The problem with this diet is-it’s very difficult to stay within such a low-calorie limit. And if you do manage to stick with it for 40 days, there will inevitably be times when your weight fluctuates up and down due to natural hormonal fluctuations in the body. Some people experience extreme hunger or lack of energy during the course of their HCG regimen, which can lead to frustration and failure on the diet plan altogether.

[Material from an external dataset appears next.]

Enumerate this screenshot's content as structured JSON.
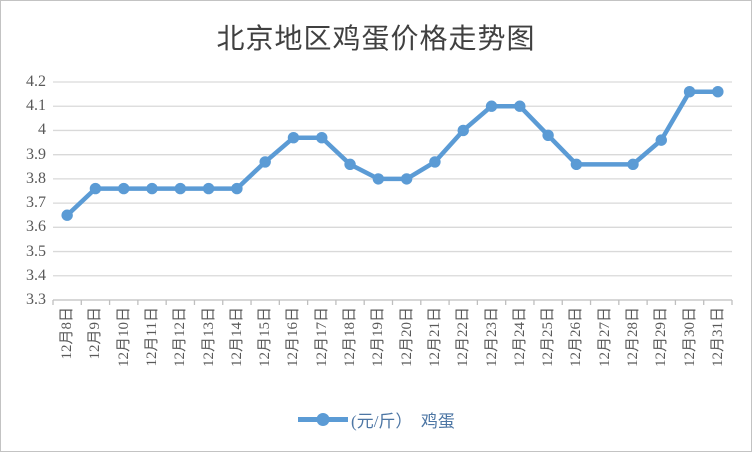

It’s natural for your body weight to fluctuate, even with a healthy diet and regular exercise. In addition, you might experience temporary weight changes because of water retention and hormone fluctuations. Sometimes, weight fluctuation happens due to certain health conditions like diabetes, depression, sleep disorder, and thyroid disorders.
Dietary errors are sometimes inevitable, and often these errors cause fluctuations in weight loss. For example, when your body is under the influence of HCG, your blood is saturated with foods, meaning that your body can only accommodate 500 calories from the foods you eat. If you add calories, no matter how little, the blood cannot accommodate them and must increase its volume to accommodate the extra food, which it can only do by diluting it. Therefore, food weight is not the determining factor but the amount of water the body must retain to accommodate this food.
In addition, a “weight set point” affects weight loss if a participant reaches their previous weight. This usually occurs in those who, at some point in their lives, have maintained a certain fixed degree of weight for ten years or longer and have then, at some point, rapidly increased beyond that weight. It may take much longer for weight loss to resume up to two weeks. This is not common during the first round. During a round, the former weight level may take two weeks, no loss even if the diet is followed perfectly to allow the body to break through it and begin losing weight again.